Among the conversations, one simple yet profound aspect came through very clearly: Self is emergent not through deterministic, goal-oriented training, but from the assimilation of reflective learning of one’s experiences in the context of history, culture, and prior knowledge. Transformation in this sense occurs when the individual explicitly realizes, and can articulate, a fundamentally new context for their life in which prior (and future) experiences can be understood with new meaning. In turn, “emergent self” becomes an agent of similar transformation in other individuals, and among environments in which that individual participates. What this means for the development of our program is that specific skills for personal transformation must be encouraged and nurtured among all our members, including both students and faculty, in a suitably safe environment.

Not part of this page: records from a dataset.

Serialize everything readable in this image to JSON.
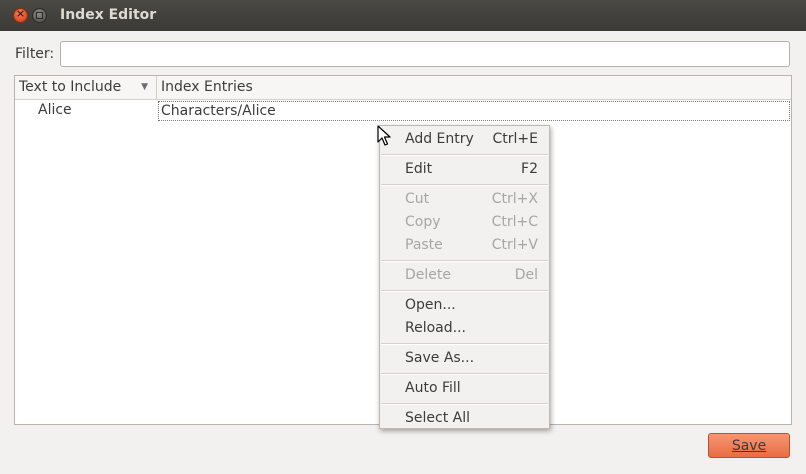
{
  "window": {
    "title": "Index Editor"
  },
  "filter": {
    "label": "Filter:",
    "value": "",
    "placeholder": ""
  },
  "tree": {
    "columns": [
      "Text to Include",
      "Index Entries"
    ],
    "rows": [
      {
        "text": "Alice",
        "entry": "Characters/Alice"
      }
    ]
  },
  "context_menu": {
    "items": [
      {
        "label": "Add Entry",
        "shortcut": "Ctrl+E",
        "enabled": true
      },
      {
        "label": "Edit",
        "shortcut": "F2",
        "enabled": true
      },
      {
        "label": "Cut",
        "shortcut": "Ctrl+X",
        "enabled": false
      },
      {
        "label": "Copy",
        "shortcut": "Ctrl+C",
        "enabled": false
      },
      {
        "label": "Paste",
        "shortcut": "Ctrl+V",
        "enabled": false
      },
      {
        "label": "Delete",
        "shortcut": "Del",
        "enabled": false
      },
      {
        "label": "Open...",
        "shortcut": "",
        "enabled": true
      },
      {
        "label": "Reload...",
        "shortcut": "",
        "enabled": true
      },
      {
        "label": "Save As...",
        "shortcut": "",
        "enabled": true
      },
      {
        "label": "Auto Fill",
        "shortcut": "",
        "enabled": true
      },
      {
        "label": "Select All",
        "shortcut": "",
        "enabled": true
      }
    ]
  },
  "buttons": {
    "save_label": "Save"
  },
  "colors": {
    "title_bar": "#3c3b37",
    "window_bg": "#f2f1f0",
    "accent": "#e96c43"
  },
  "icons": {
    "close": "close-icon",
    "maximize": "maximize-icon",
    "pointer": "mouse-pointer-icon",
    "sort": "sort-arrow-icon"
  }
}
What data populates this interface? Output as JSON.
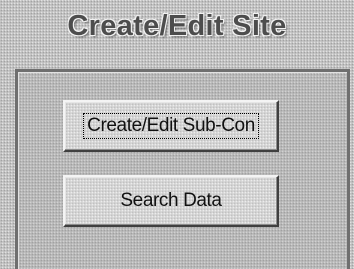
{
  "window": {
    "title": "Create/Edit Site"
  },
  "buttons": {
    "create_edit_sub_con": "Create/Edit Sub-Con",
    "search_data": "Search Data"
  },
  "focused_button": "create_edit_sub_con"
}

These skills encompass an ability for self-awareness and mindful reflection; self-cultivation together with collective co-cultivation; realizing the resultant basho that is thereby created; creating a non-conventional self-plan that focuses on trajectory and navigating for effects, rather than necessarily attaining a specific objective or preconceived goal.
In a similar vein, commonly understood (which means that everyone understands them, but few people would unpack them the same way) terms such as “Leadership,” “Organization,” and “Executive” must be clearly and appropriately contextualized in our program in a way that will clearly delineate and differentiate what Adler’s future master’s degree offers that is distinct from any other institution. Likewise, words like “Development,” and “Coaching.”
Among aspects of our program’s tactility, we would strive for our participants – in-program students and especially graduates – to feel a calling to seed and effect transformations consistent with the values of the program. Such emergent dissemination among the various environments in which they participate would occur long after their direct participation in the program has finished. In this sense, the need being addressed by the program addresses the question: How will organizations redefine themselves and their processes given the complex manifestations of transformation that are now occurring throughout society? This suggests a direct, follow-on question: In what ways can our program demonstrate and offer unique guidance – via our students, faculty, and graduates – towards the answer(s) to that question of redefinition? And perhaps equally important for our sustainable success: How do we appropriately identify those individuals who want (and are prepared) to transform themselves in such a manner for this program to be appropriate for them?
The short answer is that we would be seeking those people for whom earning this degree would be more than a simple, instrumental benefit, that is, more than a mere “academic exercise.” In traditional education and training, there is often a large gap between what is academically taught, and what is actually experienced (and becomes adaptively applicable) in practice. Pervading our entire curriculum – every course syllabus and practicum experience – “real life” must intersect with “real play” throughout the learning environments. In this way, we would strive to create transformative experiences that challenge the creativity, engagement, and commitment of all our participants. As those who participated in our Conversation Café expressed these ideas, I observe yet another expression of the principle of praxis in adult learning—experience recursively transforming into embodied knowledge that informs subsequent practice. Conversation Café participants identified the concept of “living labs” comprising intervention engagements with practicum clients that could sustain between courses as a possible way to create a vehicle that enables “life” and “play” to intersect in this context.